20 March 2011

Thirty-three Years Behind and Counting

“It won’t be long before we get the first wave of nonsense from stat-crazed dunces claiming there’s nothing to be learned from a batting average, won-loss record or RBI total. Listen, just go back to bed, OK? Strip down to those fourth-day undies, head downstairs (to “your mother’s basement and your mother’s computer,” as Chipper Jones so aptly describes it) and churn out some more crap. For more than a century, .220 meant something. So did .278, .301, .350, an 18-4 record, or 118 RBIs. Now it all means nothing because a bunch of nonathletes are trying to reinvent the game?”
– San Francisco Chronicle columnist Bruce Jenkins

Whenever someone fires off ad hominem attacks it's a sure sign they're out of rhetorical ammunition. What's especially regrettable is how hackneyed is this particular shibboleth about stat guys. I'd like to assume that in order to achieve columnist status at a major newspaper like the San Francisco Chronicle, Bruce Jenkins must occasionally evince some intellect and creativity. It's striking then that he could find no more clever, insightful or florid metaphors to describe seamheads than the old cliches of homelessness, poor hygiene and geekdom.

I haven't read this particular gentleman before, but I'm guessing, from this small sample size, that  crooked politicians, hoodlum basketball players and accountants with green eye-shades also comprise his diatribe repertoire. Oh, and Mother Teresa was good. What novel ideas, and so revealing!

That's besides the point, of course, because what's really so daft about his blog post in particular and the many daily expressions of similar sentiments from around the horsehide universe in general is the way he (and everyone he's representing) uses statistics to complain about the use of statistics. It's as if opponents of capital punishment objected to lethal injection by preferring firing squad.

Clearly, Jenkins doesn't object to using statistics to describe baseball, he objects only to the upgrade that better statistics provide. This is a pretty thinly-veiled plea to stop making a guy think.
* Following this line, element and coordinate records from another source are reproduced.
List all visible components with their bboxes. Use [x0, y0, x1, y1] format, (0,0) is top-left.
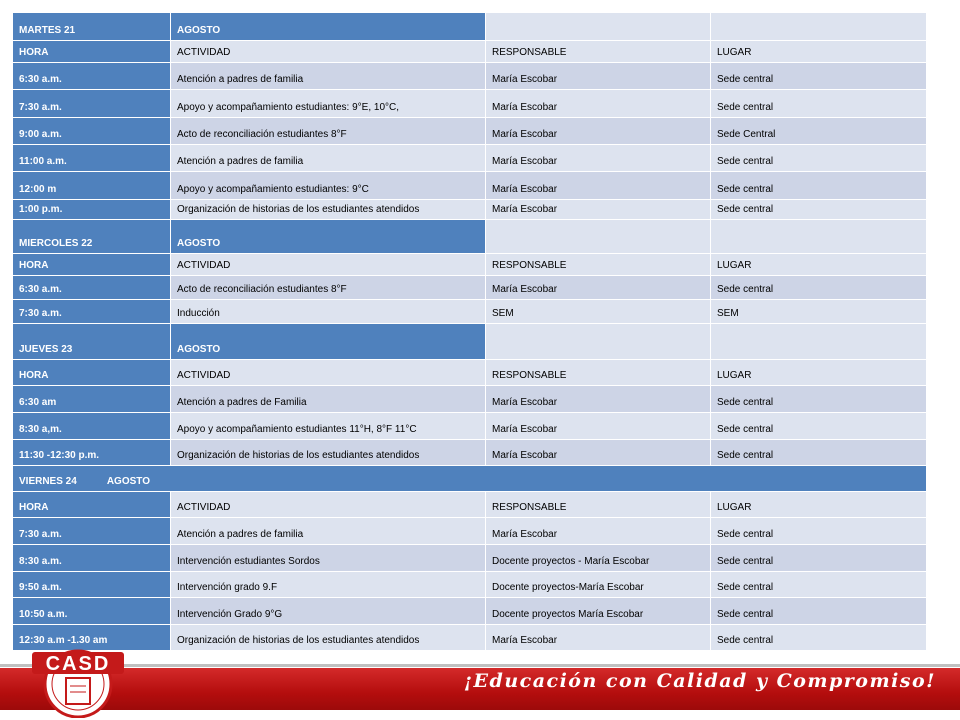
time-cell: 9:00 a.m. — [13, 118, 171, 145]
header-responsable: RESPONSABLE — [486, 492, 711, 518]
header-actividad: ACTIVIDAD — [171, 254, 486, 276]
place-cell: Sede central — [711, 413, 927, 440]
blank-cell — [486, 13, 711, 41]
header-responsable: RESPONSABLE — [486, 360, 711, 386]
time-cell: 8:30 a.m. — [13, 545, 171, 572]
time-cell: 11:00 a.m. — [13, 145, 171, 172]
time-cell: 6:30 a.m. — [13, 276, 171, 300]
time-cell: 7:30 a.m. — [13, 90, 171, 118]
header-actividad: ACTIVIDAD — [171, 41, 486, 63]
time-cell: 6:30 am — [13, 386, 171, 413]
place-cell: Sede central — [711, 276, 927, 300]
place-cell: Sede central — [711, 518, 927, 545]
place-cell: Sede central — [711, 145, 927, 172]
schedule-row — [13, 572, 927, 598]
day-label — [13, 466, 927, 492]
time-cell: 12:30 a.m -1.30 am — [13, 625, 171, 651]
place-cell: Sede central — [711, 545, 927, 572]
place-cell: Sede central — [711, 200, 927, 220]
responsible-cell: María Escobar — [486, 90, 711, 118]
schedule-row — [13, 300, 927, 324]
footer-banner — [0, 658, 960, 720]
responsible-cell: María Escobar — [486, 276, 711, 300]
activity-cell: Intervención Grado 9°G — [171, 598, 486, 625]
day-header-row — [13, 13, 927, 41]
schedule-row — [13, 200, 927, 220]
schedule-row — [13, 145, 927, 172]
activity-cell: Organización de historias de los estudiantes atendidos — [171, 625, 486, 651]
month-label: AGOSTO — [171, 220, 486, 254]
svg-text:CASD: CASD — [45, 653, 111, 675]
responsible-cell: María Escobar — [486, 413, 711, 440]
activity-cell: Apoyo y acompañamiento estudiantes: 9°E, 10°C, — [171, 90, 486, 118]
day-name: JUEVES 23 — [13, 324, 171, 360]
responsible-cell: María Escobar — [486, 625, 711, 651]
place-cell: Sede Central — [711, 118, 927, 145]
schedule-row — [13, 386, 927, 413]
blank-cell — [486, 220, 711, 254]
activity-cell: Atención a padres de Familia — [171, 386, 486, 413]
header-responsable: RESPONSABLE — [486, 254, 711, 276]
activity-cell: Atención a padres de familia — [171, 518, 486, 545]
header-lugar: LUGAR — [711, 360, 927, 386]
responsible-cell: María Escobar — [486, 145, 711, 172]
activity-cell: Acto de reconciliación estudiantes 8°F — [171, 118, 486, 145]
footer-divider — [0, 664, 960, 667]
place-cell: Sede central — [711, 572, 927, 598]
place-cell: SEM — [711, 300, 927, 324]
day-name: VIERNES 24 — [19, 476, 77, 487]
responsible-cell: Docente proyectos - María Escobar — [486, 545, 711, 572]
time-cell: 7:30 a.m. — [13, 300, 171, 324]
blank-cell — [711, 324, 927, 360]
header-hora: HORA — [13, 360, 171, 386]
activity-cell: Intervención estudiantes Sordos — [171, 545, 486, 572]
activity-cell: Intervención grado 9.F — [171, 572, 486, 598]
schedule-row — [13, 545, 927, 572]
schedule-row — [13, 413, 927, 440]
responsible-cell: María Escobar — [486, 172, 711, 200]
column-header-row — [13, 41, 927, 63]
header-responsable: RESPONSABLE — [486, 41, 711, 63]
day-header-row — [13, 466, 927, 492]
time-cell: 9:50 a.m. — [13, 572, 171, 598]
responsible-cell: María Escobar — [486, 118, 711, 145]
header-actividad: ACTIVIDAD — [171, 360, 486, 386]
column-header-row — [13, 254, 927, 276]
responsible-cell: María Escobar — [486, 440, 711, 466]
responsible-cell: María Escobar — [486, 386, 711, 413]
blank-cell — [711, 220, 927, 254]
footer-slogan: ¡Educación con Calidad y Compromiso! — [463, 670, 936, 692]
responsible-cell: María Escobar — [486, 518, 711, 545]
day-name: MARTES 21 — [13, 13, 171, 41]
responsible-cell: Docente proyectos-María Escobar — [486, 572, 711, 598]
header-actividad: ACTIVIDAD — [171, 492, 486, 518]
place-cell: Sede central — [711, 90, 927, 118]
responsible-cell: María Escobar — [486, 63, 711, 90]
header-hora: HORA — [13, 492, 171, 518]
schedule-row — [13, 63, 927, 90]
time-cell: 1:00 p.m. — [13, 200, 171, 220]
blank-cell — [486, 324, 711, 360]
time-cell: 11:30 -12:30 p.m. — [13, 440, 171, 466]
schedule-table — [12, 12, 927, 651]
responsible-cell: SEM — [486, 300, 711, 324]
activity-cell: Organización de historias de los estudiantes atendidos — [171, 440, 486, 466]
activity-cell: Apoyo y acompañamiento estudiantes: 9°C — [171, 172, 486, 200]
column-header-row — [13, 492, 927, 518]
schedule-row — [13, 90, 927, 118]
header-lugar: LUGAR — [711, 492, 927, 518]
schedule-row — [13, 276, 927, 300]
header-lugar: LUGAR — [711, 41, 927, 63]
column-header-row — [13, 360, 927, 386]
header-lugar: LUGAR — [711, 254, 927, 276]
casd-logo-icon — [28, 640, 128, 718]
responsible-cell: María Escobar — [486, 200, 711, 220]
place-cell: Sede central — [711, 386, 927, 413]
time-cell: 10:50 a.m. — [13, 598, 171, 625]
header-hora: HORA — [13, 254, 171, 276]
day-name: MIERCOLES 22 — [13, 220, 171, 254]
activity-cell: Organización de historias de los estudiantes atendidos — [171, 200, 486, 220]
place-cell: Sede central — [711, 172, 927, 200]
place-cell: Sede central — [711, 598, 927, 625]
time-cell: 8:30 a,m. — [13, 413, 171, 440]
activity-cell: Inducción — [171, 300, 486, 324]
activity-cell: Apoyo y acompañamiento estudiantes 11°H, 8°F 11°C — [171, 413, 486, 440]
schedule-row — [13, 625, 927, 651]
place-cell: Sede central — [711, 63, 927, 90]
schedule-row — [13, 440, 927, 466]
schedule-row — [13, 598, 927, 625]
month-label: AGOSTO — [171, 13, 486, 41]
schedule-row — [13, 518, 927, 545]
day-header-row — [13, 220, 927, 254]
schedule-row — [13, 172, 927, 200]
month-label: AGOSTO — [106, 476, 150, 487]
time-cell: 6:30 a.m. — [13, 63, 171, 90]
activity-cell: Atención a padres de familia — [171, 145, 486, 172]
blank-cell — [711, 13, 927, 41]
responsible-cell: Docente proyectos María Escobar — [486, 598, 711, 625]
schedule-row — [13, 118, 927, 145]
month-label: AGOSTO — [171, 324, 486, 360]
header-hora: HORA — [13, 41, 171, 63]
time-cell: 12:00 m — [13, 172, 171, 200]
activity-cell: Atención a padres de familia — [171, 63, 486, 90]
place-cell: Sede central — [711, 625, 927, 651]
time-cell: 7:30 a.m. — [13, 518, 171, 545]
day-header-row — [13, 324, 927, 360]
activity-cell: Acto de reconciliación estudiantes 8°F — [171, 276, 486, 300]
place-cell: Sede central — [711, 440, 927, 466]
He's got a tenuous grasp on batting average, won-loss record and RBIs and doesn't want to have to learn something new, even if it's vastly superior. That his understanding of those statistics often mislead him into believing untruths is of no consequence to him as long as they provided ballast for certainty without possibility of contradiction.
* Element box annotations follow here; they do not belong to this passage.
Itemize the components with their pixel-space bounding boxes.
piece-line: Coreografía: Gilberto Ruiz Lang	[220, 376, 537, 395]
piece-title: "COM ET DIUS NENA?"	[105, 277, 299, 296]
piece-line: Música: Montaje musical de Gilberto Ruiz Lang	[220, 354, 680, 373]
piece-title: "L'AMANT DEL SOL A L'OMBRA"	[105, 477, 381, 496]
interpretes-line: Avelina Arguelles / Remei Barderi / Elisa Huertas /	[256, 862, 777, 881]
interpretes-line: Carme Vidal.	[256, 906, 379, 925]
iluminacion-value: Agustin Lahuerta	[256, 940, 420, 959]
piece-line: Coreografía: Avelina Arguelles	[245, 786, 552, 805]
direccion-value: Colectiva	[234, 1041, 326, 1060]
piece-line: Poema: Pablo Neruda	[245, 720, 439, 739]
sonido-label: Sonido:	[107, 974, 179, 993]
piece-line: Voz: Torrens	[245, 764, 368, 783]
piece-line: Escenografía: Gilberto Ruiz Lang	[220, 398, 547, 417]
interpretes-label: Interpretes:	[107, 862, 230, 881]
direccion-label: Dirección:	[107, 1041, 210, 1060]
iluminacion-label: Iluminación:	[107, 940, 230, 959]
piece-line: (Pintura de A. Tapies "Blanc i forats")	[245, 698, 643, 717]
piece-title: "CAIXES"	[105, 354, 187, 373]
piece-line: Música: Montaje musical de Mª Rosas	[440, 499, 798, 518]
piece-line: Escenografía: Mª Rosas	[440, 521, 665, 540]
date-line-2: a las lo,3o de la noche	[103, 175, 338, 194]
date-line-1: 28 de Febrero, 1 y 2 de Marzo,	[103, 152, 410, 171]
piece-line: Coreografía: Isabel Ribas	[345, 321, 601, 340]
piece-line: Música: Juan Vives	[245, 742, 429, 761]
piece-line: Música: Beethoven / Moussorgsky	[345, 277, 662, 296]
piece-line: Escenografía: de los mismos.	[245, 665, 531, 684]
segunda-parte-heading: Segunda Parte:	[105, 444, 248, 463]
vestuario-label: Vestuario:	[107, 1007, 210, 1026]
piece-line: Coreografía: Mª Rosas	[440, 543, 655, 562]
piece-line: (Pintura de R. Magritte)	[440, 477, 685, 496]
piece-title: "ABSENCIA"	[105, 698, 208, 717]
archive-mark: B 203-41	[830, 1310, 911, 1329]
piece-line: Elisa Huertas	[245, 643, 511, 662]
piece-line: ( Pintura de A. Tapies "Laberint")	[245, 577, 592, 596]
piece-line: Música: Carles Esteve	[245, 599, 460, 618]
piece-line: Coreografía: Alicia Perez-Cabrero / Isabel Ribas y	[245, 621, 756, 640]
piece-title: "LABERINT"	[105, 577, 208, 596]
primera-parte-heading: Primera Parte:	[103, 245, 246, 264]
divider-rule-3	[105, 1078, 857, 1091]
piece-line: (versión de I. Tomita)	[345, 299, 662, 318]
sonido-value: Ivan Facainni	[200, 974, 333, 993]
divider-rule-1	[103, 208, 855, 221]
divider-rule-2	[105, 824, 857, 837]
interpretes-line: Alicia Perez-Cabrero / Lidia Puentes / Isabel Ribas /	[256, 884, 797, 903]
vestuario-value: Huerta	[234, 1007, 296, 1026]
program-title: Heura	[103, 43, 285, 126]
"For more than a century," a horse drawn carriage "meant something," until cars came along and improved transportation. The 19th century Bruce Jenkins and his ilk would be lambasting non-equestrians for their insistence on replacing horse power with horsepower, and like the modern-day version, would be on the wrong side of technology, the free market and history. The free market's funny about better ideas: it prefers them.

If you're reading this blog, you already know the specifics about those stats, but here's a thumbnail sketch. First, all three mean something, just not very much. RBIs are a team event. Win-loss record is a function of many things having nothing to do with pitching ability. One man's .250 batting average can be far more valuable than another man's .300 batting average. Smart people doing real research have discovered shortcomings in these measurements and proposed vast upgrades to quantify the same thing. These new creations are objectively superior: they correlate more highly with individual performance, better predict future events, more fully describe a body of work. There really isn't any room for debate on those points.

Here's another interesting development: Bruce Jenkins stated his case in a blog. On a website. Using a computer. These were all upgrades from the world as it existed when he began his journalism career, and yet he seems to have embraced that change. Perhaps that embrace was reluctant but required by his desire to continue collecting a paycheck.

It would advance the craft of sports journalism if his employers at the Chronicle demanded the same willingness to change and grow from his baseball coverage. They should not accept from him, nor any other writer on their staff, a level of ignorance about the game that he has not just revealed, but flaunted. They certainly would not allow their White House correspondent to continue discussing the latest developments involving President Taft. They wouldn't allow their health reporter to refuse to discuss arthroscopy because cutting people open worked perfectly well for decades. Why is this retrograde attitude tolerated on the sports pages?

Bruce Jenkins has done a marvelous service to the baseball world. He has given full-throat to the many voices of unreason -- the scared, the hidebound, the illogical -- and accidentally shined a light on their shortcomings. There has already been significant blowback in the blogosphere, and I hope it all works out for the reformation of sports journalism. Because ultimately, Bruce Jenkins' tirade against sabermetrics isn't about baseball, or statistics, or even Bruce Jenkins; it's about the narrow, sclerotic minds that control much of sports journalism today.